Le profezie sbagliate sulla crisi e l’apocalisse mai avvenuta

di Federico Rampini

Non solo non c’è stata la recessione dovuta alle sanzioni contro la Russia, ma sono cresciute le esportazioni

Dovremmo imparare qualcosa dall’Apocalisse che non è mai avvenuta. Un anno fa a quest’epoca l’Occidente cominciava ad applicare le sanzioni economiche contro la Russia. Ne seguì uno psicodramma nazionale, sui danni tremendi che ci saremmo auto-inflitti con quelle sanzioni. Nel discorso pubblico giganteggiavano delle emergenze presentate come certezze. Una maxi-recessione con crolli di reddito e di occupazione doveva abbattersi su di noi, causata dalla perdita del mercato russo e dal rincaro energetico. Avremmo passato un inverno al gelo. Le penurie alimentari, oltre ad affamare il popolo italiano, avrebbero gettato in una carestia senza precedenti il «grande Sud globale»: con guerre civili e altre gigantesche ondate di profughi verso le nostre terre.

Un anno dopo, nulla di tutto ciò si è verificato. L’arrivo di una recessione continua a slittare, forse potrebbe non verificarsi, in ogni caso sarebbe la conseguenza delle strette monetarie varate per domare l’inflazione, non delle sanzioni. Sul mercato del lavoro fa notizia la difficoltà delle imprese a trovare la manodopera di cui hanno bisogno. I flussi migratori da Sud a Nord — pur segnati dai tragici eventi del Mediterraneo — non hanno subito variazioni di rilievo. Non abbiamo passato l’inverno al gelo. Il gas oggi costa meno di prima della guerra.

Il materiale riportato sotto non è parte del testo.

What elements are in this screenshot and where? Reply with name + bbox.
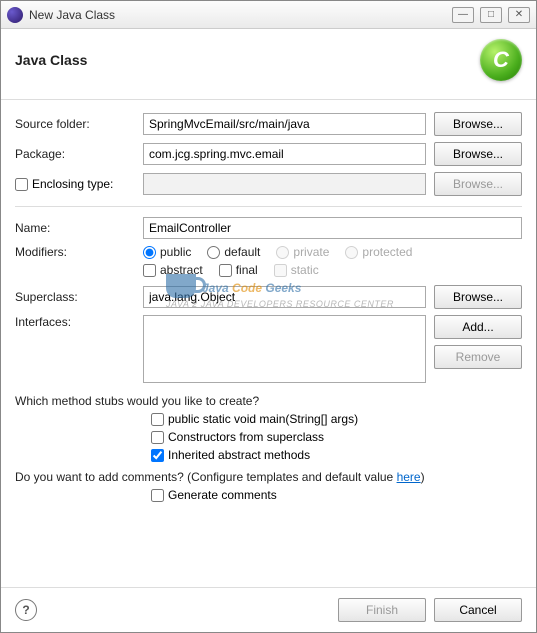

Un dato spicca su tutti, è l’exploit delle esportazioni italiane in questi dodici mesi che dovevano essere rovinati dall’impatto delle sanzioni. L’export del made in Italy ha conosciuto un rialzo del 20% nel 2022. All’interno di questo dato già brillante si segnala un successo regionale che è perfino sopra la media nazionale. Il Friuli Venezia Giulia ha fatto ancora meglio, le sue esportazioni sono cresciute del 22,3%. Eppure è un territorio che confina con i Balcani, proiettato a Oriente, abituato a esportare (anche) sul mercato russo. Per spiegare l’anno felice del «made in Italy», la chiave ce la fornisce l’Istat: è il formidabile incremento negli acquisti di prodotti italiani da parte degli Stati Uniti (+22,5%).

La distanza dalle profezie apocalittiche di un anno fa è abissale. Ci impone di analizzare le cause di una previsione così clamorosamente sbagliata. La Russia — proprio per l’incapacità di Putin di modernizzarla — ha un’economia minuscola: pesa un quattordicesimo di quella americana, non si classifica tra le prime dieci economie del pianeta. Partendo da questa realtà ci vuole molta immaginazione per trasformare la perdita del mercato russo in una catastrofe. Viceversa, ciò che è avvenuto all’economia italiana nel 2022 ci ricorda a quale mondo apparteniamo. Il concetto di Occidente non evoca soltanto una realtà geopolitica, un sistema di alleanze, un modello di valori al quale ci sforziamo di essere fedeli: è anche un aggregato di interessi materiali, costruito in molti decenni di scambi commerciali e investimenti. I nostri mercati di gran lunga più importanti sono e resteranno sempre dislocati sull’asse atlantico, situati nell’Unione europea e nel Nordamerica.